In handwriting recognition, information gathered on characters handwritten onto a motion tracking surface or otherwise entered by hand can include spatial information. Spatial information can characterize the overall shape of a character input and/or a portion of the character input. Conventionally, the spatial information of a character input is extracted from a bitmap of the input.
One difficulty in performing handwriting recognition is that the production of handwritten characters is subject to a range of artifacts reflecting the variability of human behavior. For example, an input stroke that is intended to be horizontal is, in fact, very unlikely to be perfectly horizontal. Instead, the stroke may display a slight slant, either due to the particular angle of the writing device or the angle of the user's finger. The input stroke may comprise short “hooks” in random directions at the beginning and/or at the end of the stroke. Depending on how the finger or other writing accessory (e.g., stylus) landed on and left the writing surface, it may show little wiggles in places, caused by uneven motor control and it may even be briefly interrupted if the finger or other writing accessory briefly lost contact with the writing surface.
To smooth out such artifacts, conventionally, the resolution of the device receiving the handwritten characters is lowered, for example, by utilizing a coarser bitmap.
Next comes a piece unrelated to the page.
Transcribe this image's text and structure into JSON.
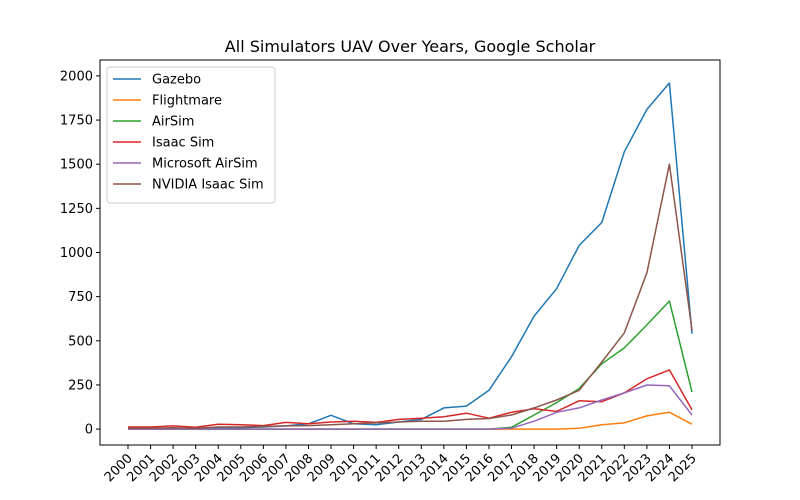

For example, for a device with a native 960-by-640-pixel resolution, the 32-by-32 bitmap may be chosen (e.g., by a designer of the handwriting recognition technique). However, one drawback to selecting a coarser bitmap is that while the lower resolution helps to ignore some of the artifacts, it may also obscure important details of the input character, which could be critical to disambiguate between certain words or characters. This is especially relevant when it comes to the recognition of Chinese characters because of the inherent complexity of characters with many strokes (e.g., more than 20 strokes is not all that uncommon, particularly with named entities), and the fact that sometimes only one short stroke is the key to disambiguating between two Chinese characters.
In order to perform handwriting recognition using feature extraction, features related to the spatial aspects of a character are extracted from the input. Typically, spatial features tend to include variations on pixel-level chain (or stroke) codes, sector occupancy, and the Rutovitz crossing number. Though the exact size of the bitmap may vary, it is typically chosen a priori and subsequently used throughout the feature extraction. As a result, spatial features are obtained at a single, fixed resolution determined by the size of the bitmap.